Despite the leadership change, it is unlikely that there will be a significant shift in Iran’s anti-U.S., anti-Israeli stance, and support for proxy groups in the region. However, recent actions like urging proxy groups to moderate their attacks and not responding to an Israeli attack may indicate a desire to reduce tensions. As the conflict in Gaza begins to de-escalate, there may be room for Iran to maneuver and potentially moderate its foreign policy, leading to possible openings to the West and a new agreement on its nuclear program.

The current leadership and the potential new president are not expected to be moderates, but increasing public pressure could force them to consider easing social restrictions and reducing sanctions. Despite past protests being mostly silenced through repression, the growing pressure on the government could lead to more significant unrest and calls for reform. This situation could result in disruptions in oil supplies, especially if labor actions occur in oil fields, increasing the security premium on oil as fears of supply disruptions or regime-instigated violence rise.
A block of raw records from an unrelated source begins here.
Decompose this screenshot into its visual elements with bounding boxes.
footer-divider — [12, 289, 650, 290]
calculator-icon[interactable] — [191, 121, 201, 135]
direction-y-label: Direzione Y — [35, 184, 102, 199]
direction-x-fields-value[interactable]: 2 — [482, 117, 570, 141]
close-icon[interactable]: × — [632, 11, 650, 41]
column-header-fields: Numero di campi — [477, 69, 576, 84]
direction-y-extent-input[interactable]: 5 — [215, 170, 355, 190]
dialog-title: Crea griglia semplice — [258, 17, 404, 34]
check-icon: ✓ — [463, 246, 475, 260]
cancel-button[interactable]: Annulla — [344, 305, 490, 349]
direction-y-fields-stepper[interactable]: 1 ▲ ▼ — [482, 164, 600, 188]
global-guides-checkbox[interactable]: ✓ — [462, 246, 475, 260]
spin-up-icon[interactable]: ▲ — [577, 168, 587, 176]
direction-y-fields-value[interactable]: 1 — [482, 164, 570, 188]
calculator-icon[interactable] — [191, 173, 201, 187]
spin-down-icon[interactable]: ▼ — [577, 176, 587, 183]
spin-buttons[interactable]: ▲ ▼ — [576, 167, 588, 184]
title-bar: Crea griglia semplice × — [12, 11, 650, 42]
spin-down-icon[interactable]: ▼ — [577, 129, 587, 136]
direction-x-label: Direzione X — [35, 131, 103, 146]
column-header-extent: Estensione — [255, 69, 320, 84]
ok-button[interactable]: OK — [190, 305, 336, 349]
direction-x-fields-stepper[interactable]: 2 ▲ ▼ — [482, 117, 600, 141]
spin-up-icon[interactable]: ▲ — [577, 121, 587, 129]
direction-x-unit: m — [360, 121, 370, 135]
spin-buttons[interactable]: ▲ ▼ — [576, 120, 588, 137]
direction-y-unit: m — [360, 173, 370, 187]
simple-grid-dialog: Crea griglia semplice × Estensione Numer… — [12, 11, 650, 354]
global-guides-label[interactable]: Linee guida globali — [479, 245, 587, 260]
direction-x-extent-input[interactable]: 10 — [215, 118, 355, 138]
Looking ahead, there is a possibility of the Iranian regime becoming more responsive to public demands, focusing on economic growth, and improving relations with the West in the long term. While the regime has historically avoided such paths, the current situation may lead to unforeseen changes in the future. In conclusion, the impact on oil prices is projected to be short-term bullish and long-term bearish, with uncertainty surrounding when significant changes may occur.